Henri VI de Hohenstaufen (1165-1197)
Henri de Hohenstaufen n’a régné que huit années. Fils de Frédéric Barberousse et père de Frédéric II qui étonna le monde, Henri n’a trouvé que peu de place dans les livres d’histoire. Au mieux, on se souvient des surnoms qui lui furent attribués lors de sa conquête de la Sicile: Henri le Sévère, Henri le Cruel. L’homme était plus complexe. Il mérite que nous lui consacrions un article.
L’enfance et la jeunesse d’Henri
1165 Naissance de Henri à Nimègue, il est le fils de l’empereur Frédéric Barberousse et de Béatrice de Bourgogne. C’est le deuxième des six garçons de Barberousse. Son frère aîné Frédéric meurt à l’âge de six ans. Henri est très tôt le successeur désigné de son père.
1169 Henri est élu Roi des Romains à Aix la Chapelle, il a quatre ans. La couronne impériale est élective, ce titre de Roi de Romains est un premier pas pour l’élection qui viendra un jour. Frédéric Barberousse se montre prudent et avisé en désignant son fils dés le plus jeune âge.
1174-1178 Henri suit Frédéric Barberousse lors de sa campagne en Italie. C’est encore un jeune garçon. Comme les princes de l’époque, il se forme avec son père à l’art de la guerre.
1184 Fiançailles avec Constance de Hauteville, fille de Roger, roi de Sicile. Ce mariage est voulu par Barberousse qui souhaite étendre encore les possessions des Hohenstaufen en Italie. Au cas où Guillaume, frère de Constance, venait à mourir, celle-ci serait l’héritière de la Sicile.
Henri se semble pas avoir apprécié ces savants calculs : sa fiancée a onze ans de plus que lui !
1186 Mariage d’Henri et Constance à San Ambrogio près de Milan. Henri a 21 ans, Constance 32 ans.
1187 Chute de Jérusalem aux mains de Saladin et appel à une nouvelle croisade
1189 Départ de la troisième croisade qui voit Philippe-Auguste, Richard Coeur-de-Lion et Frédéric Barberousse unir leurs forces pour reconquérir Jérusalem. Le jeune Henri est nommé régent de l’Empire pour le temps de la croisade. Il a 24 ans.
1189 Mort de Guillaume de Sicile, Constance sa sœur devait lui succéder. Elle se voit disputer le trône par Tancrède de Lecce, fils illégitime de Guillaume.
1190 Mort accidentelle de Frédéric Barberousse en route vers Jérusalem.

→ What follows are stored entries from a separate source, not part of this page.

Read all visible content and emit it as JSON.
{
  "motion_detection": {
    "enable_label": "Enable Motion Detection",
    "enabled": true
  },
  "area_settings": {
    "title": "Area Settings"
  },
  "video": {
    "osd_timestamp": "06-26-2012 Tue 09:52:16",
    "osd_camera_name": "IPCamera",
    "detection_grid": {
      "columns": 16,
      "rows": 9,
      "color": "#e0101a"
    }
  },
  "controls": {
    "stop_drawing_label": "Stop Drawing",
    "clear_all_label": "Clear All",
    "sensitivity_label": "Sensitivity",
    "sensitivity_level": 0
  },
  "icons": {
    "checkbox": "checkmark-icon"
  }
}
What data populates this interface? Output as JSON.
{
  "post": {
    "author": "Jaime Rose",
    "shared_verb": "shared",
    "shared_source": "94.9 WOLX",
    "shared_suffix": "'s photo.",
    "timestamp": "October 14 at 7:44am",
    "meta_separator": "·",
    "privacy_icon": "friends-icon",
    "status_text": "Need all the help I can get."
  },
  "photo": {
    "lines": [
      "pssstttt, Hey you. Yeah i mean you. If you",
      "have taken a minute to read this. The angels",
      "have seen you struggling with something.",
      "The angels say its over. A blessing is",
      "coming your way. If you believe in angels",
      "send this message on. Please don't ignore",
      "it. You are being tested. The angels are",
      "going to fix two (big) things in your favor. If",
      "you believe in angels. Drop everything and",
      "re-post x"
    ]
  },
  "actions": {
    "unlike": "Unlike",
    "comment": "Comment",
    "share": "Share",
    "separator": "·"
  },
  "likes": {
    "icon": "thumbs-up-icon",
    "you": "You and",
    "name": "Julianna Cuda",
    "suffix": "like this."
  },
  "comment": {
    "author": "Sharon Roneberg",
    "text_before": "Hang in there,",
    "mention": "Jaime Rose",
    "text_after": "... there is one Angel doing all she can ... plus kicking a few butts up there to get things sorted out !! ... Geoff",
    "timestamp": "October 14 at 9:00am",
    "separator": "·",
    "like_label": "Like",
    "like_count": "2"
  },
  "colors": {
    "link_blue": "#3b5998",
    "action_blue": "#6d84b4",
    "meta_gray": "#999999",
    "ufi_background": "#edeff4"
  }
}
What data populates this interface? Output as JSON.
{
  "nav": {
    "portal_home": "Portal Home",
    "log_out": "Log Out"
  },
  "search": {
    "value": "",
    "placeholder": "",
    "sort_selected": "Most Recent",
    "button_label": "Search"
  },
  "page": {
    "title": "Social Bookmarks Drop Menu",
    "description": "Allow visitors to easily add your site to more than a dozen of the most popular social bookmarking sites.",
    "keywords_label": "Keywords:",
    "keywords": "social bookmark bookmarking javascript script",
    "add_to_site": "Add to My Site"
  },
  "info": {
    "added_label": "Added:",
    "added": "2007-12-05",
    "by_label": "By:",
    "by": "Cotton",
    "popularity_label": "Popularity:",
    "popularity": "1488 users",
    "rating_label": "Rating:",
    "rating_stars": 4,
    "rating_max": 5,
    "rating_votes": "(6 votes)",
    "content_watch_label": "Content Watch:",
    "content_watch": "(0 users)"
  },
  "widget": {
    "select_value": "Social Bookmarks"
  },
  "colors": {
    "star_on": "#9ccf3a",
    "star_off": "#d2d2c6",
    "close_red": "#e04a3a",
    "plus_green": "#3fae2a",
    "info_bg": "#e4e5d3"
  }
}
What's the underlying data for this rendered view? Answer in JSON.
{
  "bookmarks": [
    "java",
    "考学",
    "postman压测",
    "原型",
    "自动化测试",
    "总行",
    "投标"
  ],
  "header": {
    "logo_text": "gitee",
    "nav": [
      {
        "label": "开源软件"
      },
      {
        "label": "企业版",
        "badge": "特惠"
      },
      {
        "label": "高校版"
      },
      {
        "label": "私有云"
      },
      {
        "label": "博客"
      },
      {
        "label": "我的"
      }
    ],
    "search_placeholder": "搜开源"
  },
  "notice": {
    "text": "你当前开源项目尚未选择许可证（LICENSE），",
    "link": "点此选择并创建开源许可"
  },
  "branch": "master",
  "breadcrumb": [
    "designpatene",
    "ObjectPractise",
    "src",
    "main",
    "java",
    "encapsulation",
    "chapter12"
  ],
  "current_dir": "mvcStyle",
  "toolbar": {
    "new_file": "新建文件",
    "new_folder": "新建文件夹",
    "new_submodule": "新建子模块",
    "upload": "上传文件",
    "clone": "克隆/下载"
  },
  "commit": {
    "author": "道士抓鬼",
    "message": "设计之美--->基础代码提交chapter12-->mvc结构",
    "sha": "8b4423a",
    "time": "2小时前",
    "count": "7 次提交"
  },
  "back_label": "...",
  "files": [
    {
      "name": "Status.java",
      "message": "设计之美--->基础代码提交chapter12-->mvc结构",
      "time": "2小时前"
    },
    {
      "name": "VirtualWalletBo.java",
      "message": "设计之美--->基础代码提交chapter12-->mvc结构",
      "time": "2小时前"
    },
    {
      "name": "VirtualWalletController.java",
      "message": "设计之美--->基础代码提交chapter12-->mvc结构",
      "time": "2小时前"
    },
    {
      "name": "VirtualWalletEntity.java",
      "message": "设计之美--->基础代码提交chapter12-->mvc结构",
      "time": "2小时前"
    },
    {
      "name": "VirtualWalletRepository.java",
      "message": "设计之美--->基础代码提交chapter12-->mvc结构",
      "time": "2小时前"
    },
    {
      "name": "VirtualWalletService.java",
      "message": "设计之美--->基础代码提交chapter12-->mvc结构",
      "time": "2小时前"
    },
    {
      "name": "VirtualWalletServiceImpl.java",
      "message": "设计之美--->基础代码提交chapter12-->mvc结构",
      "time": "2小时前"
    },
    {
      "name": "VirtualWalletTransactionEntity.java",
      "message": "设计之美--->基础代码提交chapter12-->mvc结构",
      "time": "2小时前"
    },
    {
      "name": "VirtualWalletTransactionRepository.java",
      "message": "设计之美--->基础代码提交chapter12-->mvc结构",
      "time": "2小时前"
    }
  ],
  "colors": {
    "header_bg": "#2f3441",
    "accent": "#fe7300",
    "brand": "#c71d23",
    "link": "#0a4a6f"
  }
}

Henri est le candidat naturel à la succession.
1191 Couronnement impérial de Henri VI par le pape Célestin III à Rome au mois d’avril. Henri a 26 ans. Empereur du Saint Empire, Henri est décidé a conquérir par tous les moyens l’héritage de son épouse : la couronne de Sicile.
Henri VI, poète à ses heures
Avant d’en venir à ses démêlés avec Richard Coeur-de-Lion et aux événements de Sicile qui lui vaudront sa réputation de cruauté, disons quelques mots d’Henri. Voici tout d’abord le ‘portrait’ qui apparaît dans le Codex Manesse, compilé et illustré vers 1310
Jeune homme blond, à la barbe fournie, et trônant entouré des insignes de son rang, Henri fait belle figure. Le Codex Manesse recense les ‘Minnesänger’, ces trouvères de langue germanique. Henri est le premier d’une liste de 140 poètes allemands cités dans le codex. Outre cette image, le Manesse propose un poème composé par Henri. Le texte est en prose, Henri y parle, fort sérieusement, d’amour, il compare la femme de ses pensées à une pierre précieuse. Henri ne cite pas de prénom, on se sait s’il s’agit de son épouse Constance.
Continuons par un autre poème, bien différent, celui que nous propose l’historien Bernhart Herzog en préliminaire du récit du règne d’Henri dans ses chroniques de l’Alsace (1565).
On peut lire : ‘ Henri VI, digne d’éloges succéda à son père, il régna huit années pleines, célébré pour sa vertu. Il s’est montré avisé et agréable. Il aimait à discuter même s’il dût réprimer sévèrement. Pour l’Empire, il a su tirer profit du pays des Welsches. Il a soumis la Calabre, réuni la Sicile à l’Empire, ainsi que les Apulies, il a conquis de nombreux pays. Il est mort près de Messine.’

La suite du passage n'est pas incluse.